NOUVELLES

Aliments bio contaminés aux pesticides : l'ACIA admet ne pas avoir fait de suivi

23/01/2014 02:11 EST | Actualisé 24/03/2014 05:12 EDT

L'Agence canadienne d'inspection des aliments, responsable d'assurer la sécurité des aliments, a fait des déclarations trompeuses à Radio-Canada. Elle a affirmé plusieurs fois par courriels et par téléphone qu'elle avait envoyé les données concernant la présence de pesticides dans des produits bio aux organismes de certification.

Radio-Canada a révélé au début du mois que près de la moitié des fruits et légumes biologiques analysés depuis deux ans contenaient des traces de pesticides, selon les données de l'Agence canadienne d'inspection des aliments (ACIA) obtenues par Radio-Canada en vertu de la Loi sur l'accès à l'information.

Radio-Canada avait demandé à l'ACIA ce qu'elle faisait de ces résultats et elle avait assuré qu'ils étaient envoyés aux organismes de certification afin qu'ils puissent enquêter sur la source de contamination.

L'Agence admet aujourd'hui qu'elle n'a pas encore envoyé ces résultats de tests aux organismes de certification et indique être toujours en train d'analyser les données.

« Nous nous excusons de vous avoir induits en erreur, mais ce n'était pas notre intention », a déclaré le directeur des communications et des relations avec les médias, Ron Milito.

La réponse de l'ACIA est inacceptable, selon un membre du groupe Démocratie en surveillance, situé à Ottawa, Duff Conacher.

Selon les données de l'ACIA obtenues par Radio-Canada, 45,8 % des fruits et légumes analysés entre septembre 2011 et septembre dernier contenaient des traces de pesticides.
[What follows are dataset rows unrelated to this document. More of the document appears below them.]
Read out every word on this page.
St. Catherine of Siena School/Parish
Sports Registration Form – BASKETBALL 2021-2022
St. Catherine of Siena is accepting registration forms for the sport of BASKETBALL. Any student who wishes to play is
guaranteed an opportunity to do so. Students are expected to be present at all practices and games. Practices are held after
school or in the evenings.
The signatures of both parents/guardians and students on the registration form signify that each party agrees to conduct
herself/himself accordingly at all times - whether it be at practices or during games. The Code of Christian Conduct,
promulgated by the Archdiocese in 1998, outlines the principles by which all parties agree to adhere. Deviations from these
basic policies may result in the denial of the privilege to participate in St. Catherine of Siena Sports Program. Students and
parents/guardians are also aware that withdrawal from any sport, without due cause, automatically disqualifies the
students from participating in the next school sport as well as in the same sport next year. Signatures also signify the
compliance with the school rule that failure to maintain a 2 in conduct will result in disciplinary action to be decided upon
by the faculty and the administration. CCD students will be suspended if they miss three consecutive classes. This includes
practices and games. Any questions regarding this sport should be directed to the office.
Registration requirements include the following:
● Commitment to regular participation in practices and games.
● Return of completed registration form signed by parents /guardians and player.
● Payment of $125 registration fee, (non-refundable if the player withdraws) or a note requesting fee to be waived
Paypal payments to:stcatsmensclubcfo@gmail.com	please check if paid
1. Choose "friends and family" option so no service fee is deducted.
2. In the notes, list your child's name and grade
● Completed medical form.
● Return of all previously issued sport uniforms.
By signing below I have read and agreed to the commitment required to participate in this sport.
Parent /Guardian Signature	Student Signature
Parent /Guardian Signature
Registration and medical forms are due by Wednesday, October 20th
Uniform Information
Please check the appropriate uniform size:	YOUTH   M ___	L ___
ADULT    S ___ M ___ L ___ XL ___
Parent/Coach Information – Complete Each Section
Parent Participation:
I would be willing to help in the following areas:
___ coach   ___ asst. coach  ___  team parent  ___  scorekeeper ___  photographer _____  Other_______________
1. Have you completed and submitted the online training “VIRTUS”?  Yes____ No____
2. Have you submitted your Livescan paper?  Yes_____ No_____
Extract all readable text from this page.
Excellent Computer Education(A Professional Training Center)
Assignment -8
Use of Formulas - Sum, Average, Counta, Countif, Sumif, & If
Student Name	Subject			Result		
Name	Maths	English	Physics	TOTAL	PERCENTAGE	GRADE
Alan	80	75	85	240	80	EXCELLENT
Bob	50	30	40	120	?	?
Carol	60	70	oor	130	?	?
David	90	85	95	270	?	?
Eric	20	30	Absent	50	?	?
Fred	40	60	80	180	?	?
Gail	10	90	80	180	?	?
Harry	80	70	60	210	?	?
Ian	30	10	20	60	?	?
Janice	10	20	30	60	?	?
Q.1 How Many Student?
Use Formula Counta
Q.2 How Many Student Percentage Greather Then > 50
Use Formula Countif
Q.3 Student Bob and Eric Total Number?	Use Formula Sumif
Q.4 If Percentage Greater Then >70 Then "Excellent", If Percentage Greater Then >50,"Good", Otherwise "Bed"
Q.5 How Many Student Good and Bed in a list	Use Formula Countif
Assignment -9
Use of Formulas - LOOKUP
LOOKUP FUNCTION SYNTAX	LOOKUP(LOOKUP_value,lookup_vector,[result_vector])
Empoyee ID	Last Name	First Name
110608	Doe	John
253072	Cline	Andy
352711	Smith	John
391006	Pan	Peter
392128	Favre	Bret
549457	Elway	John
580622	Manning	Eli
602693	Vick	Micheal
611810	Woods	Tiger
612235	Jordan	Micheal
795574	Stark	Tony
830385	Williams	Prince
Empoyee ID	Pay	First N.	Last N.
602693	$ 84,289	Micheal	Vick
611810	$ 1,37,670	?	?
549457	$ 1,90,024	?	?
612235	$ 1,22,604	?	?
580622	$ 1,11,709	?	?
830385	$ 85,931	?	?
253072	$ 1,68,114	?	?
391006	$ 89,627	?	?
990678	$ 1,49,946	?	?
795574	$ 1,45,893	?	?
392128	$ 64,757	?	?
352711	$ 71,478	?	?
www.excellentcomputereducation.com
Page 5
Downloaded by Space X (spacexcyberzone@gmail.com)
Les raisins, les fraises et les pommes de terre étaient le plus souvent contaminés; à l'opposé, les carottes l'étaient le moins souvent.

La plupart des produits testés étaient importés; seulement un cinquième avaient poussé au Canada. De ces produits locaux, 43 % se sont révélés positifs pour au moins un pesticide.

Les chiffres montraient aussi que 1,8 % des aliments contenaient tellement de pesticides qu'ils dépassaient les normes permises pour des aliments, biologiques ou non.

Huit pour cent des aliments biologiques testés par les inspecteurs canadiens ont des taux de pesticides si élevés qu'ils laissent supposer un usage délibéré de ces produits, ce qui est contraire à l'agriculture biologique.

L'ACIA n'a pas empêché ces produits d'être vendus sur le marché canadien comme des produits biologiques. Elle affirme que la santé du public n'a pas été mise en danger.

Entorse au code de conduite 

Dans sa première lettre envoyée à Radio-Canada, le 13 novembre, l'ACIA a écrit : « Les résultats des tests sur les produits bio contenant des résidus de pesticides sont adressés à l'organisme de certification approprié.

Ensuite, dans une interview réalisée le 12 décembre, un porte-parole a déclaré : « Nous envoyons cela à notre organisme de certification accrédité, qui exige des exploitants de prendre les mesures correctives ». Le porte-parole a répété ce point à plusieurs reprises au cours de l'entrevue.

Le 9 janvier, l'Agence fédérale a écrit que l'ACIA informe les organismes de certification, qui doivent poursuivre l'enquête avec l'exploitant/le producteur pour déterminer la source de la contamination.

Enfin, le 15 janvier dernier, l'Agence a écrit à Radio-Canada, qui avait eu vent que les résultats n'avaient pas été envoyés, qu'elle était en train d'analyser les résultats des tests de résidus de pesticides pour déterminer précisément à quel organisme de certification elle devait les envoyer.

Pour M. Conacher, le code de conduite de l'ACIA a été violé et « il devrait y avoir des répercussions pour ces gens qui ont été de mauvaise foi ».

Byron Hamm, le directeur de la certification pour le système bio Pro-Cert, la plus importante entreprise canadienne de certification, a hâte de recevoir les résultats des tests de résidus de pesticides de l'Agence.

M. Hamm précise qu'il est satisfait du programme bio de l'ACIA et qu'il travaille avec elle pour l'aider à l'améliorer.